Global Risk Backdrop Tightens as Doom Loop Looms
As of March 6, 2026, global markets digest a warning that a fragmented global order could slip into a doom loop. Economist Eswar Prasad, a leading voice on trade policy, cautions that a diverse set of middle powers cannot alone anchor a rules-based system that is fraying under strategic competition and policy fragmentation.
Prasad, a Tolani senior professor at CORNELL UNIVERSITY and author of The Doom Loop, argues that the forces that should stabilize trade and finance are being undermined by mutual suspicion and shifting alliances. In a briefing this week, he stressed that the market’s current calm may mask deeper fissures that could erupt when policy choices collide across borders.
The Motley Group: Who Counts as a Middle Power?
The term covers a broad, noisy mix of nations outside the United States and China. They range from large, resource-rich economies to smaller, debt-laden ones. Their interests rarely align perfectly on issues like climate policy, tech export controls, and investment screening, making coordinated action difficult.
- Advanced economies still carry high debt levels, with public debt typically near 120-140% of GDP in many developed nations.
- Global debt sits around 350% of world GDP, a burden that can restrain fiscal maneuvering during downturns.
- Emerging markets face heightened sensitivity to capital-flow shifts and rate expectations, amplifying volatility in currencies and borrowing costs.
Doom Loop Mechanics: Why the Order is at Risk
Prasad describes a feedback loop where de-risking, export controls, and tariffs intersect with fragile financial plumbing. The result is slower trade, uneven investment, and higher living costs that disproportionately hit households in mid-income economies. The loop can trap policy makers in a cycle of restrictive measures and mispriced risk.
“Deep, durable alliances are the glue of a stable order,” said Prasad during a briefing this week. “Without trust, patchwork coalitions crumble under pressure, leaving markets exposed.”
In a follow-up, economist eswar prasad warns that the ability of middle powers to salvage a rules-based order is limited, and policy reform at the multilateral level is overdue.
What This Means for Personal Finance
For savers and investors, the doom loop translates into ongoing policy uncertainty that can push inflation and interest-rate expectations higher. Even as inflation cools in major economies, risk premia could stay elevated, boosting bond volatility and weighing on stock-market returns at key turning points.
- Mortgage costs and long-term borrowing may remain sensitive to shifts in policy and debt dynamics.
- Currency swings can affect international income streams, retirement accounts, and cross-border investments.
- Debt burdens in many middle-power economies may constrain growth, influencing wage prospects and job security over time.
Policy Levers and Market Outlook
Analysts say reviving the credibility of international institutions, restoring mutual trust, and agreeing on governance rules are essential to prevent a broader doom loop. Without such steps, households could feel the impact through slower wage growth, tighter credit conditions, and more uncertain retirement planning.

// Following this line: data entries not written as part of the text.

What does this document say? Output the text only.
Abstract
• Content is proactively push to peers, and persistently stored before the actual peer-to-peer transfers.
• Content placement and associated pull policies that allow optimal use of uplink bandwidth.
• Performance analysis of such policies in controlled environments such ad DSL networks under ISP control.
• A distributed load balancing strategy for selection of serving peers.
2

Experts point to concrete measures: clearer trade rules, more transparent investment screening, and a renewed emphasis on inclusive growth that spreads the benefits across both advanced economies and developing regions.
Data Snapshot
- IMF 2026 World Economic Outlook: global growth projected at 2.9% for the year.

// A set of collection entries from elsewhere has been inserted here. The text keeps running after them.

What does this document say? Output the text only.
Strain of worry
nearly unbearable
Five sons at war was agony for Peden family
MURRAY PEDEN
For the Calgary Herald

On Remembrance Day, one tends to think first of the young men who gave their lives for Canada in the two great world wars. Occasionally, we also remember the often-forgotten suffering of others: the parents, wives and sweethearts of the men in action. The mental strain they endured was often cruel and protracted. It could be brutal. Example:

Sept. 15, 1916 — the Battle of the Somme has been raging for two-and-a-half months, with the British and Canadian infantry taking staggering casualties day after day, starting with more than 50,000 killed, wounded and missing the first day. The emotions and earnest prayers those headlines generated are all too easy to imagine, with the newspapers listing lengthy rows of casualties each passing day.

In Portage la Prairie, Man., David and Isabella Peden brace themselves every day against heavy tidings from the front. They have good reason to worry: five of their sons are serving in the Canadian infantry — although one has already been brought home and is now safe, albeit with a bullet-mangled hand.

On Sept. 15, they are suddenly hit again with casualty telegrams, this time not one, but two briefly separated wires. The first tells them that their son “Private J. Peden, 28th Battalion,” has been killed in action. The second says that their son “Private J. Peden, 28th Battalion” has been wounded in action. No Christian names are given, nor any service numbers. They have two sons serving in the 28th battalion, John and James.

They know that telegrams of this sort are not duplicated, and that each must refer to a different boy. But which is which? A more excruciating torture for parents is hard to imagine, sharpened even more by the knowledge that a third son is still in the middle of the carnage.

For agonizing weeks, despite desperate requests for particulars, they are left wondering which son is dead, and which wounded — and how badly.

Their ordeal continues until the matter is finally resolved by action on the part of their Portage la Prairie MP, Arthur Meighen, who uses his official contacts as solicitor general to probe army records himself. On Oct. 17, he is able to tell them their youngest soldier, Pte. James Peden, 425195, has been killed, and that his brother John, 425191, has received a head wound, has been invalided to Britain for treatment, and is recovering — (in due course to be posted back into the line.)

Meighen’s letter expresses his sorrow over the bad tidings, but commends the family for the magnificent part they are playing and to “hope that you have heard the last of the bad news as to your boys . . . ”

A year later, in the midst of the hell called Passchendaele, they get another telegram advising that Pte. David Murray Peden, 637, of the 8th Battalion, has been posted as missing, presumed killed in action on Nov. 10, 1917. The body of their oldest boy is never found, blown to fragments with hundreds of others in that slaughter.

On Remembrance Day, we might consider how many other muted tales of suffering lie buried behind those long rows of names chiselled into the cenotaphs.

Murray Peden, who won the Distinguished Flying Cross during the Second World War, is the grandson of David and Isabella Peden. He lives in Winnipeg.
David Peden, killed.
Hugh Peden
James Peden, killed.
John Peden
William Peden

- Global debt: around 350% of world GDP; advanced economies around 120-140% of GDP; emerging markets carry higher vulnerabilities.

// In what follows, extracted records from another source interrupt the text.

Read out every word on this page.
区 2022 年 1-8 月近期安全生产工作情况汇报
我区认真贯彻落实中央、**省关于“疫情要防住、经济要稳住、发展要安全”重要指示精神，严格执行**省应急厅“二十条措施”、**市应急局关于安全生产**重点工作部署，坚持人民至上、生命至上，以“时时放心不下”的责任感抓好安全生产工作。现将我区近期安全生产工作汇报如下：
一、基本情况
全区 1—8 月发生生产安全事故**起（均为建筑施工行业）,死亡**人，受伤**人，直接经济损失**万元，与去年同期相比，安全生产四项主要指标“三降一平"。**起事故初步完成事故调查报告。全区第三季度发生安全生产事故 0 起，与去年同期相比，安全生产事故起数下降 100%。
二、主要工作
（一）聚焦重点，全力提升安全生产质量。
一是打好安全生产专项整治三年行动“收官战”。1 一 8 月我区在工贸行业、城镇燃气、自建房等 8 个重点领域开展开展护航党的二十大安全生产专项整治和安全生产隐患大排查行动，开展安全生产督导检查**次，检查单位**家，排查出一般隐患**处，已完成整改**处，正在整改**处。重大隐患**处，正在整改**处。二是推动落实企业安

- Inflation: global inflation easing toward roughly 3.1% in 2026, with persistent core pressures in pockets of the world.
- Debt vulnerabilities: rising non-financial sector debt in several middle-power economies, increasing sensitivity to policy shifts.
Looking Ahead
Markets will monitor next week’s G20 finance track and central-bank dialogues for signals on how quickly policy responses can restore credibility. The central question remains whether a looser coalition of middle powers can stabilize the rules-based order or simply contribute to a wider doom loop as headwinds intensify.